Distancing

For the next 3 days, I will explore what the idea of DISTANCING might signify. I suggest that MINDFUL TRAVEL is a type of distancing that enhances our ability to appeciate the diversity of the planet, and to accept our human differences positively.

MINDFUL TRAVEL

Let me begin with an entry from a journal which I kept many years ago, when I was teaching on contract in Transylvania. During that 4 year period, in the context of one of the most beautiful regions of the world, I learned a great deal about isolation and about communication in the absence of a shared language. Most importantly, I learned how to appreciate the space inside my own mind.

I made a decision, right at the start of my expedition to Romania, that I would travel by car, and on my own. I wanted to experience all the changes that are evident on a route that went from Edinburgh, through England, France, Germany, Austria, Hungary and beyond. Air travel and airports collapse the very differences that are the best reasons for travelling. Speed blurs our vision, and certain hotel chains suck the colour out of cultural diversity.

Over the period of 4 years, as I made that journey back and forwards many times, I had less and less desire to listen to music or voices on the car radio. I came to relish the silence, and the constantly changing landscape. I offer you these travel meditations because it strikes me that the lessons I learned then have a new significance now.

There is a road that goes from Budapest to the Transylvanian city of Cluj. Don’t bother trying to find it unless you have the time to desist the lure of the new motorway, the patience to snake along behind a loaded cart-horse, and such blind faith in providence that the absence of sign-posts will appeal to your taste for the rustic unspoiled.

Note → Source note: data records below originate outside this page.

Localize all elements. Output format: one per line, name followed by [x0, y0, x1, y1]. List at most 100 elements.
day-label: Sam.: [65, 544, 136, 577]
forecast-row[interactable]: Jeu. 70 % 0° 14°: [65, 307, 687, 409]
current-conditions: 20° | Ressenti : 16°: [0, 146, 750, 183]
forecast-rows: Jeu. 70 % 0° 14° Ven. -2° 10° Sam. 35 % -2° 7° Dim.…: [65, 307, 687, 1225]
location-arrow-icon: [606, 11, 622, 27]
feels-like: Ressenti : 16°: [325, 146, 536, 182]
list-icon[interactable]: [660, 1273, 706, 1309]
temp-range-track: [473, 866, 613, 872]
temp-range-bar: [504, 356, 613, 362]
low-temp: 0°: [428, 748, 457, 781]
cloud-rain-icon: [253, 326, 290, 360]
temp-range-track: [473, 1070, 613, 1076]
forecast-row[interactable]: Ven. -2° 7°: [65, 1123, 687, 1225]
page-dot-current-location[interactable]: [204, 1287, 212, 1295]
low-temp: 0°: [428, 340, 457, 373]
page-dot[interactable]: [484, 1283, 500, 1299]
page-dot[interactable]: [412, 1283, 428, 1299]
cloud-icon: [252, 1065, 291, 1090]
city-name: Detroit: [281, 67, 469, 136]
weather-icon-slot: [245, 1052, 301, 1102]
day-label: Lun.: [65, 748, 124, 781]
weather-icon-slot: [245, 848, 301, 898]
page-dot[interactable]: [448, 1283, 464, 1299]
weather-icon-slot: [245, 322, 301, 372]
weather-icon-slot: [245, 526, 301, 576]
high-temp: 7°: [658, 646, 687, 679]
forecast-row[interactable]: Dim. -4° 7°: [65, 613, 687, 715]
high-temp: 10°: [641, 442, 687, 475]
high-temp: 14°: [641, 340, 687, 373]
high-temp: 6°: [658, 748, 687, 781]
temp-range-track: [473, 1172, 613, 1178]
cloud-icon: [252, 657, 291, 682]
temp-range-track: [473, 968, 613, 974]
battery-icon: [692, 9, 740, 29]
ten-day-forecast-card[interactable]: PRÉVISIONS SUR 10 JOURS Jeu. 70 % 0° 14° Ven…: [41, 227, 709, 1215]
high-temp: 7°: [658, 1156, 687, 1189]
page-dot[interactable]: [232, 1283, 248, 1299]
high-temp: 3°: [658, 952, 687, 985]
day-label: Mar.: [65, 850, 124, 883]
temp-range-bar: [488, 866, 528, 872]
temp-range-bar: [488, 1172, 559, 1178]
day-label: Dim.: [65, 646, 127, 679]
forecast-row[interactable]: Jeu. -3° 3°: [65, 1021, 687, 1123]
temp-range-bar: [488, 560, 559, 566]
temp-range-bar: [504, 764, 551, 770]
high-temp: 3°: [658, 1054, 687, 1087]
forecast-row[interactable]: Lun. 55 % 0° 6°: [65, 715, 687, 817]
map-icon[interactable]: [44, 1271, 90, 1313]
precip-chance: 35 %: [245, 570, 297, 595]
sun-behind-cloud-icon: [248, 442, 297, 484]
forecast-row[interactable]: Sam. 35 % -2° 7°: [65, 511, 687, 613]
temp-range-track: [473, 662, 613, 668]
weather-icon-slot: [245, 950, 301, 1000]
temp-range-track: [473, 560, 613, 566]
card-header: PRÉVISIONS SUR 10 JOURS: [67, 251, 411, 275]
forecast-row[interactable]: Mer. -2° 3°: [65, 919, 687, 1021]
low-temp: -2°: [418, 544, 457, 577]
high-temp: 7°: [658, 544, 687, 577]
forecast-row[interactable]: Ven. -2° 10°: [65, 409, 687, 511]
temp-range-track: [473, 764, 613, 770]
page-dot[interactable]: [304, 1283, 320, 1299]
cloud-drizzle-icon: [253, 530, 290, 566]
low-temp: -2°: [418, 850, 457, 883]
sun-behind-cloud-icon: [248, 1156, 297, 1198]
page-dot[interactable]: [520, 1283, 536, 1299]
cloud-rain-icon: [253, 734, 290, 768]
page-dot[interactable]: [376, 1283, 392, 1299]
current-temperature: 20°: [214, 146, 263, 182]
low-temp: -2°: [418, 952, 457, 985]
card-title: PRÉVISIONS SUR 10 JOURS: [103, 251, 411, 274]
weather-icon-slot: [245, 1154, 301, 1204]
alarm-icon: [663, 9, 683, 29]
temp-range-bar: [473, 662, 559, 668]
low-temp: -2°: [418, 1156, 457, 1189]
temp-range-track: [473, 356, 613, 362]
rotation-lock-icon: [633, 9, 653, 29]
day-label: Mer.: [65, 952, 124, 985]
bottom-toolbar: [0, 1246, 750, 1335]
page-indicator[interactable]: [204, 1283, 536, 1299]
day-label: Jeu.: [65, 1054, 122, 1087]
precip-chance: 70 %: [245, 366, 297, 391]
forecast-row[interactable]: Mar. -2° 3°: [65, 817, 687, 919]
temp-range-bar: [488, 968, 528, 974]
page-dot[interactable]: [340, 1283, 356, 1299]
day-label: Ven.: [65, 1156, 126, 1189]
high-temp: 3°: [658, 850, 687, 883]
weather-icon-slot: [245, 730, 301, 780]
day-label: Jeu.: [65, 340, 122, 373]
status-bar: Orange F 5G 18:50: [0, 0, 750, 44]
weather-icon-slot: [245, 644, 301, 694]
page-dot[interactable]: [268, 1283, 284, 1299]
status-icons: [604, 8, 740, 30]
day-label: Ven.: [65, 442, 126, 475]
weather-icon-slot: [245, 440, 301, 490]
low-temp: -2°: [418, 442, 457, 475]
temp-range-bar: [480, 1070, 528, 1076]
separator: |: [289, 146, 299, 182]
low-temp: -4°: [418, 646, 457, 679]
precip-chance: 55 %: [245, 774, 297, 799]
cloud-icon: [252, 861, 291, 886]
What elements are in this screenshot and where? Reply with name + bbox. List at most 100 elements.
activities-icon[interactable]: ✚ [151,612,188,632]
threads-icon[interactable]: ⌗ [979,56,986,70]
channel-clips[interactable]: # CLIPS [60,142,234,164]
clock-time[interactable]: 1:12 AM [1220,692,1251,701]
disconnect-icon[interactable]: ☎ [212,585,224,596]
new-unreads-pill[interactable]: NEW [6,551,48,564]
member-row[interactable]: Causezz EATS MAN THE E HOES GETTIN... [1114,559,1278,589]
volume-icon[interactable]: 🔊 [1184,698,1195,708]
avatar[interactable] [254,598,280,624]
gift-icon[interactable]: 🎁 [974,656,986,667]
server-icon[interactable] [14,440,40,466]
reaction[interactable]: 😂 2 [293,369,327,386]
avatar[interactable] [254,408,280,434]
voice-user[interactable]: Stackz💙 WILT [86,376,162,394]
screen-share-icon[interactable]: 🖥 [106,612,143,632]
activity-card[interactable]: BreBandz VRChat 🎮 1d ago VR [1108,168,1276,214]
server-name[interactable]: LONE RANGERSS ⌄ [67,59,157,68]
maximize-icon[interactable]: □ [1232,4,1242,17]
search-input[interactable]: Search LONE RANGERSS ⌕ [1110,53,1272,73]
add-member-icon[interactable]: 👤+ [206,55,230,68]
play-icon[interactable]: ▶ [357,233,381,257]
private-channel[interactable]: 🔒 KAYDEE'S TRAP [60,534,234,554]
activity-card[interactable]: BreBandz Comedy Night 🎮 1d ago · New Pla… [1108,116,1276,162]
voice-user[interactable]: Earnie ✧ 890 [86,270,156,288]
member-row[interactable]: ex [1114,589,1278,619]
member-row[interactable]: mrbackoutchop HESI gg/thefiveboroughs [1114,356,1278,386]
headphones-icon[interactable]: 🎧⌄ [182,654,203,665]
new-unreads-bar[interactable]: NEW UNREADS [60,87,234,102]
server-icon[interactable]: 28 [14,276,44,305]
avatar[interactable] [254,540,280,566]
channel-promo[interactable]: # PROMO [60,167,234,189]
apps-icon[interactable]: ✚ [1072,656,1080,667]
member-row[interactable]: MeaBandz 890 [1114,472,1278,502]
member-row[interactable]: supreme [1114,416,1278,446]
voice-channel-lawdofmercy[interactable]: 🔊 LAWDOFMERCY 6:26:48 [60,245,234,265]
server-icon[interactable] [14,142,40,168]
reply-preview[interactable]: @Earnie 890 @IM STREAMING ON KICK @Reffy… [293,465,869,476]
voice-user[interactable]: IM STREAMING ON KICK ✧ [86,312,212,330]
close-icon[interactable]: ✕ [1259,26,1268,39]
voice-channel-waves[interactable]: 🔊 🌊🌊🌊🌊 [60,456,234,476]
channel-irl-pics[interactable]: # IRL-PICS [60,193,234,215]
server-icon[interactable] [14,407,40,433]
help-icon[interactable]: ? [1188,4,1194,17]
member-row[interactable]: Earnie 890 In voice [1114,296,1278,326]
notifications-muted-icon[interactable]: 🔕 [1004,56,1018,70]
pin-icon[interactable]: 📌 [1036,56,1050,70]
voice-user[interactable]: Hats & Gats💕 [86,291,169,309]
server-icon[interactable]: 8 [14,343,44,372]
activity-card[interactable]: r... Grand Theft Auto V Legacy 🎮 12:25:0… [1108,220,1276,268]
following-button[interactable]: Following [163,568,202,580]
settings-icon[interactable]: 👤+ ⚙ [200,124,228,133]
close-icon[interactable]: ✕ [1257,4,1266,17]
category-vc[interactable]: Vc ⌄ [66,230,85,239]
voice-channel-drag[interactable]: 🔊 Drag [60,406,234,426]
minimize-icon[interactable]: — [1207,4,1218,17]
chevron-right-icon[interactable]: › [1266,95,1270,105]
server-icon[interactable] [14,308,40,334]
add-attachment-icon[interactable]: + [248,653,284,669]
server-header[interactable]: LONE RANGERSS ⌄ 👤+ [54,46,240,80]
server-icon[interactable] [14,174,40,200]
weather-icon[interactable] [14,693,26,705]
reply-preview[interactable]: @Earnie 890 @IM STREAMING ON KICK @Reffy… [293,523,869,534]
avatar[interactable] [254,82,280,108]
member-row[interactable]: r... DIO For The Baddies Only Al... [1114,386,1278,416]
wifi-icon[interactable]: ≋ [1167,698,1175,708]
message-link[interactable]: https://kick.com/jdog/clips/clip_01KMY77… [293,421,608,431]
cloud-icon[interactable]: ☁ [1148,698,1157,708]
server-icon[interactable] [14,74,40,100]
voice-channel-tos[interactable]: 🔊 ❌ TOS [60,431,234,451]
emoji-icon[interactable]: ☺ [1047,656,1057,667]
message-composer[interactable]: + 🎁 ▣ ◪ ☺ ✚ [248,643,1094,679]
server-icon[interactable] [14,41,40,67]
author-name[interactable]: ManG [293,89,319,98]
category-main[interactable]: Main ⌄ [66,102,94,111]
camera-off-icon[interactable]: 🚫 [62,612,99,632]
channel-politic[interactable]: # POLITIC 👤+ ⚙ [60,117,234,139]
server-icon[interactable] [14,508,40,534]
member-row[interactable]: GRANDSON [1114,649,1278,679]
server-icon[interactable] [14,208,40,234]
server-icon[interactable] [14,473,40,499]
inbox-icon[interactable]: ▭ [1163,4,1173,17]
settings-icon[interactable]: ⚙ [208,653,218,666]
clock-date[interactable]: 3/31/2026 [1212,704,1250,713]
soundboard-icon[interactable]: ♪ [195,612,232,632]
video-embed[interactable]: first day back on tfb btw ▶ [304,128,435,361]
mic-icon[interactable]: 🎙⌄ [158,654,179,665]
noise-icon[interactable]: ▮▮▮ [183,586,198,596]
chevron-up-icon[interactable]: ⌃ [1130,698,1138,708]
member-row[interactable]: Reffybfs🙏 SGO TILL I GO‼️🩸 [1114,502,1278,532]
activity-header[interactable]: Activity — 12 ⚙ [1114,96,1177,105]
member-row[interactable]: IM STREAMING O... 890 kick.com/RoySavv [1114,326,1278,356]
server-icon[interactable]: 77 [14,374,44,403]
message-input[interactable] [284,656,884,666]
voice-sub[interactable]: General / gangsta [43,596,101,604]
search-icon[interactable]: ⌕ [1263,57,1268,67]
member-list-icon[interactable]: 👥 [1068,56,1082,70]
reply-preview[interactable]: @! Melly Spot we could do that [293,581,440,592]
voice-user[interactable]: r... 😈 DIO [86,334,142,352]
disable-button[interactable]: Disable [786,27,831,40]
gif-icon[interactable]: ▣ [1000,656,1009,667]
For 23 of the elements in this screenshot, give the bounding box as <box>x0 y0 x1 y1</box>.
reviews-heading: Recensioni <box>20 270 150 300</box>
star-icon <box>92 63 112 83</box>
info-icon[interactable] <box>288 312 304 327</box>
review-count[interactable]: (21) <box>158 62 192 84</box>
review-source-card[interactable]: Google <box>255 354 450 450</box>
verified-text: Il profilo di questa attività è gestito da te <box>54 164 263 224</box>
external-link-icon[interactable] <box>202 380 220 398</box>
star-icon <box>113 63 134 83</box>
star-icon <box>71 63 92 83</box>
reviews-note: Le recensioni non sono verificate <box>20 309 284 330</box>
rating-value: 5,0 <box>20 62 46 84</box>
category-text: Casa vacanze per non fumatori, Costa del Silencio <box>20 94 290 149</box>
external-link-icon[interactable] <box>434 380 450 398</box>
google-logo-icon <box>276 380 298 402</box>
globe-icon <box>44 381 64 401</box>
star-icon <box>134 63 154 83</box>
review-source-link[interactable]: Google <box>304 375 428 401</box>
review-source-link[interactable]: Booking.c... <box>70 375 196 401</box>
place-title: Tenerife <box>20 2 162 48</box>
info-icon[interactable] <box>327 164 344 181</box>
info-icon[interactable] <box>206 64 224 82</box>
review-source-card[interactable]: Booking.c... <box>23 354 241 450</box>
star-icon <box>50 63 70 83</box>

In 1998, this road, the E60, was my Journey to the East. Unlike Hesse’s characters in the novel of that name, I was not searching for ultimate truth; just enough self-knowledge to survive the next stage of my life. It might well have turned out to be a clichéd, even an embarrassing interlude: the female equivalent of some ageing rocker hunched over his Harley bike, not in heroic pose, but because his second hip operation is giving him gyp. What saved me was the sheer reality of the E60. Even now, completely at will, I can transport myself back to the gritty concreteness of its post-communist sparseness, but the memories come like a series of pointillist images. I have to narrow the eyes of my imagination to get the picture.

I recall that, near the end of my first journey there, as the light faded, the sky turned into a huge mackerel, whose shiny belly was behind me and its great, dark tail was ahead of me, heralding night over the Carpathians. I felt suspended between West and East; between my past and my future.

That road is one less travelled now, replaced by a motorway that allows you to move from Budapest airport to Cluj Napoca without seeing the painted cottages, each with its own vine, scores of different types of church roof, women in their wellies, shepherds clad in sheepskin capes, haystacks the way I remember them in Scottish fields, and roadside stalls laden with vegetables.

That was a moving meditation within the silence of my metal box. Not travelling at 550 miles per hour in a jet plane, but stuck for hours behind the driver of a hay cart, often a man who evidently had no fear of being breathalyzed as he sipped his Palinka. I hope there are still travellers like that.